Pourtant malgré la crise provoquée par la pandémie, quelques pays ont enregistré une augmentation des flux d’IED. Les flux d’IED vers l’Irlande ont atteint 75 milliards de dollars avec un bond de 65 milliards de dollars en capitaux propres au deuxième trimestre de 2020. Les investissements transfrontaliers vers l’Allemagne ont aussi augmenté de 15% pour atteindre 21 milliards de dollars.
Des signes de reprises en Asie de l’Est
Par ailleurs, les flux d’IED vers les économies en développement ont en revanche diminué moins que prévu (-16%), a indiqué la Cnuced. Par région, ils ont reculé de 28% vers l’Afrique, de 25% vers l’Amérique latine et les Caraïbes, et de 12% vers l’Asie, principalement en raison de la résistance des investissements vers la Chine. Pour M. Zhan, «les flux vers les économies en développement devraient se stabiliser, l’Asie de l’Est montrant des signes de reprise».
Selon l’agence onusienne, les IED en Asie de l’Est sont d’ailleurs restés stables, à 125 milliards de dollars. Cela s’explique en grande partie par une augmentation de 22% des flux (y compris les flux des conduits) vers Hong Kong, en Chine.
Les flux d’IED vers la Chine se sont également avérés relativement résistants. Au cours du premier semestre 2020, les flux vers la Chine ont atteint 76 milliards de dollars, soit une baisse de 4%. Sur le continent africain, les investissements transfrontaliers ont juste atteint 16 milliards de dollars au cours du premier semestre de cette année.
En Afrique du Nord, par exemple, les flux entrants vers l’Égypte ont diminué de 57%, pour atteindre 1,9 milliard de dollars au premier semestre 2020. Le total des entrées d’IED en Afrique du Nord a diminué de 44% pour atteindre 3,8 milliards de dollars au cours du premier semestre de l’année.
À contre-courant, les flux d’IED vers le Maroc ont augmenté de 6% pour atteindre 0,8 milliard de dollars, en raison d’un profil d’investissement relativement diversifié.
Une baisse « modérée » en 2021, de 5 à 10%
Les flux d’IED vers l’Afrique subsaharienne ont diminué de 21% pour atteindre un montant estimé à 12 milliards de dollars.
Les flux entrants vers le Nigeria ont chuté de 29% pour atteindre 1,2 milliard de dollars, la mise en œuvre des projets en cours ayant été ralentie par la fermeture de sites dans l’industrie pétrolière et gazière.

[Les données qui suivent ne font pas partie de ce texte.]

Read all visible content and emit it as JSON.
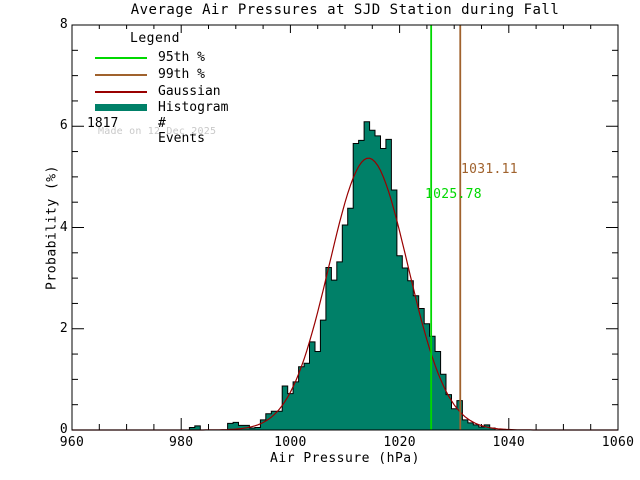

Les investissements vers l’Éthiopie ont été relativement stables, ne diminuant que de 12% pour atteindre 1,1 milliard de dollars.
La Chine reste la principale source d’IED pour Addis Abeba, avec un quart des nouveaux projets approuvés cette année.
Contrairement à la tendance, les flux d’IED vers l’Afrique du Sud ont augmenté de 24 % pour atteindre 2,9 milliards de dollars. Toutefois, cette augmentation est due en grande partie à des transferts intra-entreprises de sociétés étrangères vers leurs filiales dans le pays plutôt qu’à des projets d’investissement en terrain vierge. En mars 2020, le gouvernement sud-africain a approuvé l’accord de PepsiCo (États-Unis) pour l’acquisition de « Pioneer Foods » pour un montant de 1,8 milliard de dollars, l’un des plus importants investissements étrangers de PepsiCo.
Plus largement, la chute des IED devrait ralentir au second semestre, donnant lieu à une baisse annuelle de 30 à 40% sur l’ensemble de l’année. Le taux de déclin dans les économies développées devrait s’aplatir car certaines activités d’investissement semblent reprendre au troisième trimestre. Les flux vers les économies en développement devraient se stabiliser, l’Asie de l’Est montrant des signes de reprise imminente.
D’une manière générale, les perspectives restent très incertaines, en fonction de la durée de la crise sanitaire et de l’efficacité des interventions politiques visant à atténuer les effets économiques de la pandémie. Les risques géopolitiques continuent également d’ajouter à l’incertitude.
Globalement, l’agence onusienne table sur une baisse « modérée » des IED en 2021, de 5 à 10 %.